Some LDS members may now be inclined to diminish or negate the contributions made to the family, the church or the world by gay people because of the perception that their works and offerings are tainted with the automatic association of the apostate label.
My parents and family always encouraged me to develop, nurture and express my talents. I never believed that because of my nature I would be compelled, as I am now by recent circumstances, to re-evaluate my intrinsic worth in a society that I have loved and served and where now I might be shunned.
I spent many years earnestly and honorably producing artworks for The Church of Jesus Christ of Latter-day Saints. The fact that I am gay was never a factor in my ability to accomplish these assignments.

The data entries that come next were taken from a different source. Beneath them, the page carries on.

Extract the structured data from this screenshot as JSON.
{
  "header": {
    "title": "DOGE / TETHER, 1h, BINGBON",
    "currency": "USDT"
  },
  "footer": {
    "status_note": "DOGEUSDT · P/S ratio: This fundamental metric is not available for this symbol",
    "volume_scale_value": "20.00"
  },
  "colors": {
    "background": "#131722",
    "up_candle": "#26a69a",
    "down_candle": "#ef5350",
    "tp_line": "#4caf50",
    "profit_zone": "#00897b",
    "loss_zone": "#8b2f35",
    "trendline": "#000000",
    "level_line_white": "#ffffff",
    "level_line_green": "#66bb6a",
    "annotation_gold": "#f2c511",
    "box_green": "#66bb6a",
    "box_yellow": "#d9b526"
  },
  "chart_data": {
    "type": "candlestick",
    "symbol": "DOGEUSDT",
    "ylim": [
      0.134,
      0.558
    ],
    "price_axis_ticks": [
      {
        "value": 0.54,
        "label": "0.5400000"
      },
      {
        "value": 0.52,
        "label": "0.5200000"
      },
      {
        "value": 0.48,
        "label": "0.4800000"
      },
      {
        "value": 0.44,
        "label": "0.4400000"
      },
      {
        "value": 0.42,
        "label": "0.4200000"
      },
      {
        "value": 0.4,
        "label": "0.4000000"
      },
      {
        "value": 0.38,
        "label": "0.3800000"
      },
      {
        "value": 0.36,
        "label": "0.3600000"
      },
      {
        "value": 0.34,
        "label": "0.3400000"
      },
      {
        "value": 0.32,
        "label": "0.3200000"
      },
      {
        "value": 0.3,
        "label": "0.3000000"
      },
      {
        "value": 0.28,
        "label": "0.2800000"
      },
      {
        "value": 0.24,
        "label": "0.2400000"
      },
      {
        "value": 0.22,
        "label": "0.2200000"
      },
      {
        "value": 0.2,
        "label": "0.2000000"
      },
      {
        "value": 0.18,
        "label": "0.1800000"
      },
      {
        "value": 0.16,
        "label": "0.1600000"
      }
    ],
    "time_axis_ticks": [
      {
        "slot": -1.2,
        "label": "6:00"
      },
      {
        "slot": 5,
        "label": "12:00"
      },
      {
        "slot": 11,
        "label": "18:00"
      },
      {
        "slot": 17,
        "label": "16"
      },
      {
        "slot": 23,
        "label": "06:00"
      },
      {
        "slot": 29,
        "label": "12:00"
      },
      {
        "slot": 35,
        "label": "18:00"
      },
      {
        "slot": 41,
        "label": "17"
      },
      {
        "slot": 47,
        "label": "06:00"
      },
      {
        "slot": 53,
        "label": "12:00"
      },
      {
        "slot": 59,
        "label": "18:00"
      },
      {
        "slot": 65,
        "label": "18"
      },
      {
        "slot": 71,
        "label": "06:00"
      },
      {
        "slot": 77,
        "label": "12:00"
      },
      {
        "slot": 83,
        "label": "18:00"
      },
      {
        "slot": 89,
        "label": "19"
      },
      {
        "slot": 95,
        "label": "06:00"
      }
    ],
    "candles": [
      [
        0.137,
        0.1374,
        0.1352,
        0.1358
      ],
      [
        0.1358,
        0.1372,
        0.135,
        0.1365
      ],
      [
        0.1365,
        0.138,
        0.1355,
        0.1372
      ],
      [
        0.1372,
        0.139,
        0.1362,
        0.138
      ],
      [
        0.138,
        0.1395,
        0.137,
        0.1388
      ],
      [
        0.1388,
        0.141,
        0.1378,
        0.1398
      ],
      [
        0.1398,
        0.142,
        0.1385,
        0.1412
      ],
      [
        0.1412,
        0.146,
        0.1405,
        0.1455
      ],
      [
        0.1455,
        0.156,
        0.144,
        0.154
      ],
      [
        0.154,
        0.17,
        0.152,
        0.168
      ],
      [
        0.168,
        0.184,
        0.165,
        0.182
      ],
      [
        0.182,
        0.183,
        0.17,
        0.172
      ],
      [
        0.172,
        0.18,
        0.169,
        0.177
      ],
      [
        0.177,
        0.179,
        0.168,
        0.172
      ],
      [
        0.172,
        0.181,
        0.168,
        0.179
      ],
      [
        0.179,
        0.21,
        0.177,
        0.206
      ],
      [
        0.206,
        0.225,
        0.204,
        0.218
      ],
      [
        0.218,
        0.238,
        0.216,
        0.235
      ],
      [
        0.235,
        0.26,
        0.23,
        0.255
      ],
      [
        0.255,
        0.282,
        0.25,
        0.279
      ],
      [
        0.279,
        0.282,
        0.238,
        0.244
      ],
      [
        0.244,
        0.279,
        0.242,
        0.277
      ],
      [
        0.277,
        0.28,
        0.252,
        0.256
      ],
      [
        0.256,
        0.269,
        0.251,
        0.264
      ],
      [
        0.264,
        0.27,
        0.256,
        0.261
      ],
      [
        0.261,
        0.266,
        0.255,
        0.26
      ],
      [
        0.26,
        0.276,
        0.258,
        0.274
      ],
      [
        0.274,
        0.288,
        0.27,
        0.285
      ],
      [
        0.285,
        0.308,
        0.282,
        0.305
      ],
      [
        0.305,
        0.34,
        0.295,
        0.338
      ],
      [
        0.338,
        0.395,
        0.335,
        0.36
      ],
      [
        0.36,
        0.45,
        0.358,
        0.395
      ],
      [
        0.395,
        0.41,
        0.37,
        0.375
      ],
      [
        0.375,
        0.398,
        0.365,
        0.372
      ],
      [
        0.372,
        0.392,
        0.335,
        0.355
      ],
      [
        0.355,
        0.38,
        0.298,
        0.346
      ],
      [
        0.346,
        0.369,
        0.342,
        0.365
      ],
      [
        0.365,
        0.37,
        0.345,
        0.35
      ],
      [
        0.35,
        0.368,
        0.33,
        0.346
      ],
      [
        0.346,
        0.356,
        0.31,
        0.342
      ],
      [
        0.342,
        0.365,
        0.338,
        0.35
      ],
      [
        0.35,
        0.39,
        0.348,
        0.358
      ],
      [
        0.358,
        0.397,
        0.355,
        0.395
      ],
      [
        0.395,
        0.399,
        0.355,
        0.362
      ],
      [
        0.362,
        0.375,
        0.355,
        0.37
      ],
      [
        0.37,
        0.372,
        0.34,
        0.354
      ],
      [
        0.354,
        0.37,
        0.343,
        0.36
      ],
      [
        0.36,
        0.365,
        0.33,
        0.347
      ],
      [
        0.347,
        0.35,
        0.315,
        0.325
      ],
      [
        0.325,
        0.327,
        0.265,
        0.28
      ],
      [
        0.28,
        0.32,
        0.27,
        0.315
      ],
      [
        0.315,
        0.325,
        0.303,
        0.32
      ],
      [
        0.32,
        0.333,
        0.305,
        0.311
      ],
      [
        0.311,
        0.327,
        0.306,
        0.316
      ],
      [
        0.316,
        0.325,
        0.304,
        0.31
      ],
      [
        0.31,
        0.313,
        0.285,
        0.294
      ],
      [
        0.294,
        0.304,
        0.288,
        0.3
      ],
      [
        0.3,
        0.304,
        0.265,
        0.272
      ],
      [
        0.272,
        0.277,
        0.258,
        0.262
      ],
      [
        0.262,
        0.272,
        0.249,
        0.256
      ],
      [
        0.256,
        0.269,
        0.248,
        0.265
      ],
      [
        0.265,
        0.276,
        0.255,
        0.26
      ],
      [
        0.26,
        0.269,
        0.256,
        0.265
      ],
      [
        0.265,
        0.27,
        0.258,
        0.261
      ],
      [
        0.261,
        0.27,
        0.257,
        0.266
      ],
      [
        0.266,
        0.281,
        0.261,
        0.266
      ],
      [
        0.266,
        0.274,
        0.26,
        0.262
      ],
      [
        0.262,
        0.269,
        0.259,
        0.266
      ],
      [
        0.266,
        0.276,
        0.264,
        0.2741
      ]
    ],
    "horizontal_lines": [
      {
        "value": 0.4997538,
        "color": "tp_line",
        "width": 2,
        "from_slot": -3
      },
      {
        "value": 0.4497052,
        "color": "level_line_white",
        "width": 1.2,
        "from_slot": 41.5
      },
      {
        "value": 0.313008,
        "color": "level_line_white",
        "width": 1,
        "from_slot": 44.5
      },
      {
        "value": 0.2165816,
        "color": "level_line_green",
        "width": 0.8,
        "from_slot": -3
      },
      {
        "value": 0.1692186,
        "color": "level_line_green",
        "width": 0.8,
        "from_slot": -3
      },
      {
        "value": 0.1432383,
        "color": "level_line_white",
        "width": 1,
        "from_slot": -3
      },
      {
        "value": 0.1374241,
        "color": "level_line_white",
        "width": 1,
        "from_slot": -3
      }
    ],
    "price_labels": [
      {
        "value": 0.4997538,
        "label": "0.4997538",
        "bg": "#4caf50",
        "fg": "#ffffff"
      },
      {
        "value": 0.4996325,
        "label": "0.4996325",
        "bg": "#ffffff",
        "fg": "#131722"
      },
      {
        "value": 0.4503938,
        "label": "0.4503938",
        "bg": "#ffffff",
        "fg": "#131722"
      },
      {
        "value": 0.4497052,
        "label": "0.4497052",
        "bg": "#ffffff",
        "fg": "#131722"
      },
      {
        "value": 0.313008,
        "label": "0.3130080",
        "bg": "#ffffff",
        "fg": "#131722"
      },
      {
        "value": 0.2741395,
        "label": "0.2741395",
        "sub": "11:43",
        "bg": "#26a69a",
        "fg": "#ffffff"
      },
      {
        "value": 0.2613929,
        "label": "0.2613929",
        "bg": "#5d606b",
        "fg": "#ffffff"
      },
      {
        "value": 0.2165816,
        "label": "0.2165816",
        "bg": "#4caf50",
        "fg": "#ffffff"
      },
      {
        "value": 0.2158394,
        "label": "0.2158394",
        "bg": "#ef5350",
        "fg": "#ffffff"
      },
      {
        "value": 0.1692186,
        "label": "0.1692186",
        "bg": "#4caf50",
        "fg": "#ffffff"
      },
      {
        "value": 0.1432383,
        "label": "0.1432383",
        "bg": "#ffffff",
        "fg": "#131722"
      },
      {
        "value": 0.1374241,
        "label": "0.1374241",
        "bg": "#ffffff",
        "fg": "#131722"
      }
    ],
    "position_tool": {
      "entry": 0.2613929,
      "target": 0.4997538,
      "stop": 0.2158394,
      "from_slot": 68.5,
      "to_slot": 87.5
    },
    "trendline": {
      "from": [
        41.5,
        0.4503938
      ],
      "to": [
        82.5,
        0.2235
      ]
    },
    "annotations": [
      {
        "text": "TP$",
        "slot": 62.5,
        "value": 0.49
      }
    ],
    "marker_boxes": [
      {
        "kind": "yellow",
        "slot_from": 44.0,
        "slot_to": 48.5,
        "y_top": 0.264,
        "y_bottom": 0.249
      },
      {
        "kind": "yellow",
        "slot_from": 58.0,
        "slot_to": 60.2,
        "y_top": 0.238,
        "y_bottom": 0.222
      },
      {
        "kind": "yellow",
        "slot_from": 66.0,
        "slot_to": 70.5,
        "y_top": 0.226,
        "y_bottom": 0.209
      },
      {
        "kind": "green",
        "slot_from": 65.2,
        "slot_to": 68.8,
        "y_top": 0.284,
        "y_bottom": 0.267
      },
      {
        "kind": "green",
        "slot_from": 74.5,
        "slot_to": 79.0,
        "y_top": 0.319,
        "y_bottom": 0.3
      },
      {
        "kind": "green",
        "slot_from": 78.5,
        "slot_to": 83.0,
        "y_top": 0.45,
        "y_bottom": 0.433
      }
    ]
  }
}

I grew up active in the LDS Church, was raised by honored parents, attended Brigham Young University, graduated with an art degree and spent 25 years using my talent serving the Lord by creating well over 30 major paintings for the church.
I have painted portraits of general authorities, illustrative paintings for church magazines and media, scenes of everyday life of members keeping covenants and many other paintings and illustrations. My works of art hang in church office buildings, the Family History Library and Church History Museum. Images of many of these works are in church books, library materials, stake and ward houses, mission homes and homes of church members all over the world. My heart was, and is, always drawn to performing these tasks by the fervent desire to use my talents for the "building up of the Kingdom of God on the earth."
These pieces are my sincere contributions to the church, and they are now the Lord's. My heartfelt wish is that these works remain as valued after my public acknowledgment as a gay woman as they were before that acknowledgment.
The Savior said, "By their fruits ye shall know them." Consider and celebrate the fruits and contributions of your gay children, brothers, sisters, friends and relatives and please abandon the harsh judgment and condemnation of others. Labels have implications. Actions have consequences.
One of my most well known paintings is a 7-foot-by-23-foot mural entitled, "The Eternal Family Through Christ," which hangs in the lobby of the Family History Library. This mural has a large depiction of Christ in the center with hands out-stretched, gathering in all of God's children. Christ is standing in the middle of intersecting circles, symbolizing the convergence of heaven and earth.
We are all God's children yearning to be enfolded in the arms of our Savior. We all exist in this world together, gay and straight. Labels are temporary. There are no labels in heaven.
Parents, family members and friends of gay persons, please know that God loves His gay children! They are, after all, His creations, as are all of God's children. Please allow them to come unto you, as He, the Savior of all, allowed them to come unto Him, and please love them as He loves them.
Judith Mehr currently lives in Salt Lake City and works as a freelance artist.